Effetto Covid, mai così pochi nati dall’Unità d’Italia

Persone camminano in un parco di Milano indossando mascherine, 24 marzo 2021.
Persone camminano in un parco di Milano indossando mascherine, 24 marzo 2021. ANSA/DANIEL DAL ZENNARO

ROMA. – Bisogna risalire all’Unità d’Italia per avere così pochi bambini nati nel nostro Paese. E’ uno degli effetti della pandemia che non ha inciso soltanto sui decessi, mai così tanti dal secondo dopoguerra, ma anche sulle nascite, amplificando “la tendenza al declino di popolazione” in atto dal 2015.

A sancirlo è l’Istat con il suo report “La dinamica demografica durante la pandemia covid-19 – anno 2020”. Nel 2020 i bambini nati, iscritti all’anagrafe, sono stati 404.104 con una diminuzione di quasi 16 mila rispetto al 2019, pari a -3,8%. La geografia delle nascite mostra un calo generalizzato più accentuato al Nord-ovest (-4,6%) e al Sud (-4,0%). I tassi di natalità pongono la provincia autonoma di Bolzano al primo posto con 9,6 nati per mille abitanti e la Sardegna all’ultimo con il 5,1 per mille.

Di contro l’aumento dei decessi, ha segnato un +17,6%, quasi 112 mila in più rispetto al 2019, con 746.146 persone cancellate nel 2020 dall’anagrafe per causa di morte. Più accentuato il calo di popolazione al Nord-ovest soprattutto nella prima ondata della pandemia. Ciò ha comportato che al 31 dicembre 2020 i residenti in Italia risultano essere 59.257.566, quasi 384 mila in meno (- 0,6%) rispetto all’inizio dell’anno, “come se fosse sparita – fa notare l’Istat – una città grande quanto Firenze”.

Nel 2020 il divario tra nascite e decessi è secondo solo a quello record del 1918 (-648 mila), quando l’epidemia di “spagnola” contribuì a determinare quasi la metà degli 1,3 milioni dei decessi registrati in quell’anno.
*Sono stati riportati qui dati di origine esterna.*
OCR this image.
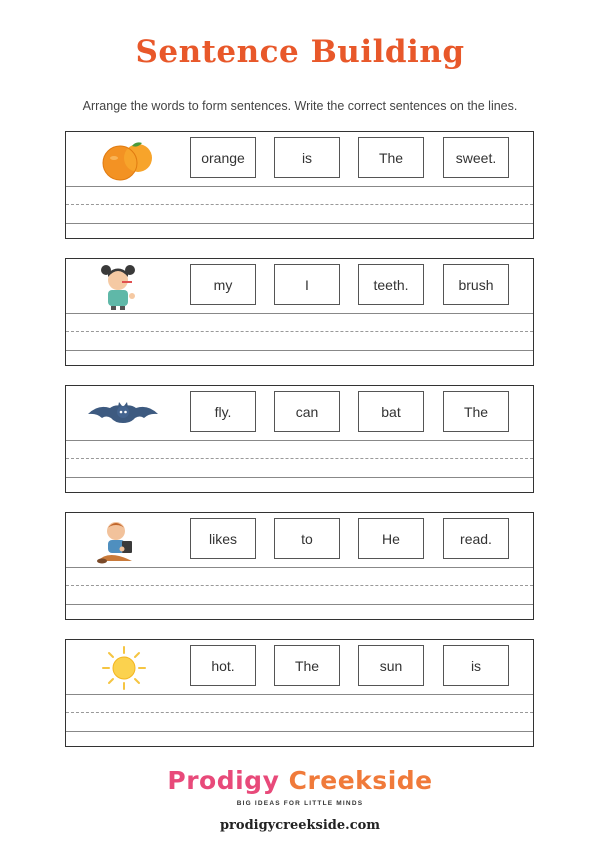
Sentence Building
Arrange the words to form sentences. Write the correct sentences on the lines.
orange	is	The	sweet.
my	I	teeth.	brush
fly.	can	bat	The
likes	to	He	read.
hot.	The	sun	is
Prodigy Creekside
BIG IDEAS FOR LITTLE MINDS
prodigycreekside.com
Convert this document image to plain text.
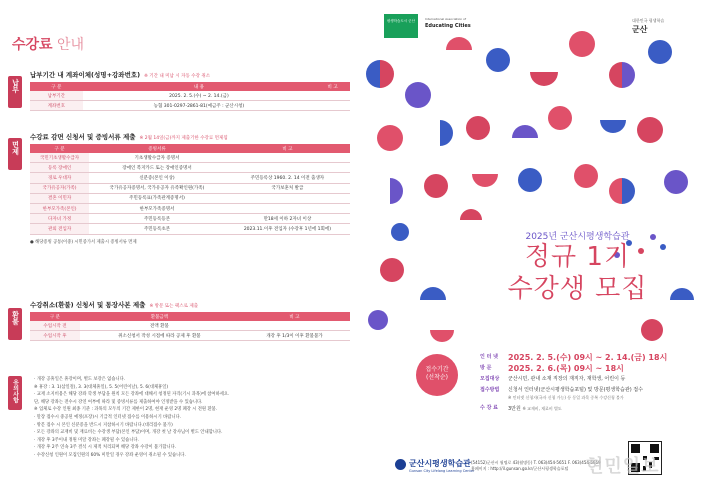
수강료 안내
납부
납부기간 내 계좌이체(성명+강좌번호) ※ 기간 내 미납 시 자동 수강 취소
구 분	내 용	비 고
납부기간	2025. 2. 5.(수) ~ 2. 14.(금)	
계좌번호	농협 301-0297-2861-81(예금주 : 군산시청)	
면제
수강료 감면 신청서 및 증빙서류 제출 ※ 2월 14일(금)까지 제출기한 수강료 면제됨
구 분	증빙서류	비 고
국민기초생활수급자	기초생활수급자 증명서	
등록 장애인	장애인 복지카드 또는 장애인증명서	
경로 우대자	신분증(본인 이상)	주민등록상 1960. 2. 14 이전 출생자
국가유공자(가족)	국가유공자증명서, 국가유공자 유족확인원(가족)	국가보훈처 발급
결혼 이민자	주민등록표(가족관계증명서)	
한부모가족(본인)	한부모가족증명서	
다자녀 가정	주민등록등본	만18세 이하 2자녀 이상
관외 전입자	주민등록초본	2023.11.이후 전입자 (수강후 1년에 1회에)
● 해당증빙 공통(이중) 시민증가서 제출시 증빙서류 면제
환불
수강취소(환불) 신청서 및 통장사본 제출 ※ 방문 또는 팩스로 제출
구 분	환불금액	비 고
수업시작 전	전액 환불	
수업시작 후	취소신청서 작성 시점에 따라 공제 후 환불	개강 후 1/3이 이후 환불불가
유의사항	· 개강 공휴일은 휴강이며, 별도 보강은 없습니다.
※ 휴강 : 3. 1(삼일절), 3. 3(대체휴일), 5. 5(어린이날), 5. 6(대체휴일)
· 교재 소지비용은 해당 강좌 학생 부담을 원칙 모든 강좌에 대해서 청정된 자격(기시 과목)에 참여하세요.
단, 해당 강좌는 전수시 강연 여부에 따라 및 증빙서류를 제출하여야 인정받을 수 있습니다.
※ 업체로 수강 인원 최종 기준 : 과목의 모두의 기간 제한이 2명, 현재 운영 2명 폐강 시 전원 환불.
· 말장 접수시 중공된 예정(포장)시 기급적 인터넷 접수를 이용하시기 바랍니다.
· 방문 접수 시 본인 신분증을 반드시 지참하시기 바랍니다.(대리접수 불가)
· 모든 강좌의 교재비 및 재료비는 수강생 부담(본인 부담)이며, 개강 첫 날 강사님이 별도 안내합니다.
· 개강 후 3주이내 정원 미달 강좌는 폐강될 수 있습니다.
· 개강 후 2주 연속 3주 결석 시 제적 처리되며 해당 강좌 수강이 불가합니다.
· 수강신청 인원이 모집인원의 60% 미만일 경우 강좌 운영이 취소될 수 있습니다.
평생학습도시 군산	International Association of
Educating Cities
대한민국 평생학습
군산
2025년 군산시평생학습관
정규 1기
수강생 모집
접수기간
(선착순)
인 터 넷	2025. 2. 5.(수) 09시 ~ 2. 14.(금) 18시
방 문	2025. 2. 6.(목) 09시 ~ 18시
모집대상	군산시민, 관내 소재 직장의 재직자, 재학생, 어린이 등
접수방법	신청서 인터넷(군산시평생학습포털) 및 방문(평생학습관) 접수
※ 인터넷 신청자(국자 신청 가능) 등 동일 과목 중복 수강신청 불가
수 강 료	3만원 ※ 교재비, 재료비 별도
군산시평생학습관
Gunsan City Lifelong Learning Center
(54152)군산시 월명로 43(월명동) T. 063)454-5651 F. 063)454-5659
홈페이지 : http://il.gunsan.go.kr/군산시평생학습포털 현민일보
Le regioni che più delle altre vedono peggiorare il saldo naturale (oltre il 4 per mille in meno rispetto al 2019) sono la Valle d’Aosta (-8,6 per mille) e la Lombardia (-6,7 per mille); solo la Calabria (-3,9 per mille) si assesta su valori simili a quelli del 2019.

Le ragioni della denatalità, secondo l’Istat, vanno ricercate anche nei fattori che hanno contribuito al trend negativo dell’ultimo decennio ovvero progressiva riduzione della popolazione in età feconda e il clima di incertezza per il futuro. Il senso di sfiducia generato nel corso della prima ondata, soprattutto al Nord, sottolinea l’Istat, può aver portato alla decisione di rinviare la scelta di avere un figlio. Al contrario, il clima più favorevole innescato nella fase di transizione può avere avuto effetti benefici transitori, poi annullati dall’arrivo della seconda ondata.

E per dare ‘fiducia” alle famiglie il premier Draghi oggi ha confermato che dal primo luglio partirà l’assegno unico e sarà di 250 euro a figlio con una maggiorazione per i disabili. “È davvero un giorno di speranza per l’Italia, per le nuove generazioni, per le loro famiglie” ha commentato la ministra per le Pari Opportunità e la Famigli Elena Bonetti.

“Una garanzia e un impegno” nei confronti delle famiglie è stata definita la misura dal Forum delle Associazioni Familiari che però ha espresso dubbi sull’entità della cifra temendo che “scenderà in base a criteri di reddito”.

Infine tra gli effetti della pandemia segnalati dall’Istat anche il crollo dei flussi migratori, dei matrimoni celebrati, soprattutto quelli religiosi ( 96.687, -47,5% sul 2019 con -68,1% i matrimoni religiosi e -29% quelli con rito civile) e delle unioni civili (1.527 con -33,5% sul 2019).